Buchkritik -- Werner Becher -- Weicheier machen nicht satt

Umschlagfoto  -- Werner Becher  --  Weicheier machen nicht satt Wir leben in schwierigen Zeiten und Karriere machen ausschließlich diejenigen, die im Mainstream der Beliebigkeit mitschwimmen. Ohne eigenen Standpunkt und zudem ohne großes Selbstwertgefühl vermeiden sie Konfrontationen und verzichten in der Regel darauf, aktiv an der so dringend benötigten Neuordnung des politischen, sozialen und wirtschaftlichen Lebens teilzunehmen.

Für den österreichischen Unternehmer Werner Becher Grund genug dieser modernen Spezies ein Buch zu widmen. Weicheier machen nicht satt , so der Titel dieser Polemik gegen die Sorte Mensch, die, anstatt das Heft in die Hand zu nehmen und bereit dazu ist, Verantwortung für sich selber zu tragen, lieber darauf wartet, dass "Mutti Staat" die Dinge für sie regelt.

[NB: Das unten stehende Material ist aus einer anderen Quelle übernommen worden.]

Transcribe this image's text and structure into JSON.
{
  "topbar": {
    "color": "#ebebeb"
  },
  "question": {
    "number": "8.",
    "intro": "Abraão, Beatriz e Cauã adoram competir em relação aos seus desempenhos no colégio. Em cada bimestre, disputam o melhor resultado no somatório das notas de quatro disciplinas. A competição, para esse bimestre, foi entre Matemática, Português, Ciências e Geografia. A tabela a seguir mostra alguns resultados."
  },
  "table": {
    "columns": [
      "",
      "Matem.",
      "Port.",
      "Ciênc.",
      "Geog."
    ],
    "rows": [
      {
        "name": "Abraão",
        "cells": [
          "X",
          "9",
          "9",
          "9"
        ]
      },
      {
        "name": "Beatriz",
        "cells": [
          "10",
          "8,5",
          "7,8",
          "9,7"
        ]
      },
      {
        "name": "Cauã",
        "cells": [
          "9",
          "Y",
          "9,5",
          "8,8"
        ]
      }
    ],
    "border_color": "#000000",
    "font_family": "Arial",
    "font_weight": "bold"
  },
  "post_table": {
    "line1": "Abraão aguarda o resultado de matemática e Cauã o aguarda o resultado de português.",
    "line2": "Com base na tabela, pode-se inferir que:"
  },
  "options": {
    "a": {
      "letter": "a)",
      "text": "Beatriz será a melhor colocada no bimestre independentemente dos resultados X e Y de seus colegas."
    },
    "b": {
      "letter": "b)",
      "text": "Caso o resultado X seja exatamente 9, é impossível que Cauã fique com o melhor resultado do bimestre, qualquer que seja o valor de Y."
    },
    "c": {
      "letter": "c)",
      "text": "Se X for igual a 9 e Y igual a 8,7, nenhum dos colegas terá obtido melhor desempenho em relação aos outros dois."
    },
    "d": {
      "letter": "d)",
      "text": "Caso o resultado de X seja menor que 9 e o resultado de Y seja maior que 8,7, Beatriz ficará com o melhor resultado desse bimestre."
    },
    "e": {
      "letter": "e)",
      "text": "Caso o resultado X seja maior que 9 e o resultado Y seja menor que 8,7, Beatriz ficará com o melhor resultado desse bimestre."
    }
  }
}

Diese Abrechnung mit Feiglingen, Mitläufern und Ja-Sagern, so der Untertitel des Buches, hält sich mit ihrer Kritik nicht diplomatisch oder politisch korrekt zurück, sondern spricht Tacheles. Macht die Politik, machen wir so weiter, dann ist der Zusammenbruch des demokratischen Systems vorprogrammiert. Bereits jetzt tauchen am politischen und sozialen Horizont die Warnzeichen auf, die jedoch von den vom Autor beschriebenen Weicheiern anscheinend nicht erkannt werden.

Es gilt die Devise "Weiter so wie bisher". Da verwundert es auch nicht, dass der Lieblingsausdruck der Weicheier das Wort "Alternativlos" ist. Benutzt es nicht sogar die Deutsche Bundeskanzlerin Merkel immer wieder, wenn es um die Rettung von zahlungsunfähigen EU-Mitgliedsstaaten geht? Wer in solchen Kategorien denkt, so Becher, der ist nicht dazu in der Lage, die anstehenden Probleme zu lösen. Minenfelder ortet der Autor an zahlreichen Stellen. Sozial-, Integrations- und Wirtschaftspolitik sind genauso das Ziel seiner harschen Kritik des Bestehenden, wie auch das Verhältnis zwischen dem Bürger - der erst noch seine Mündigkeit unter Beweis stellen muss - und dem Staat.

Werner Becher beschränkt sich in seiner Philippika nicht nur auf eine Beschreibung des Ist-Zustandes, sondern er macht konkrete und schmerzhafte Vorschläge, wie man das Ruder noch herumreißen könnte. Deren Quintessenz besteht in der Forderung an jeden Einzelnen, sein Leben selbst in die Hand zu nehmen, anstatt auf die Wohltaten des Staates zu warten. Seit Jahrzehnten haben Bürger das Mäzenatentum des Staates wohlwollend für sich beansprucht, ohne zu bemerken, dass sie im Gegenzug sukzessive ihre bürgerlichen Freiheiten verloren haben.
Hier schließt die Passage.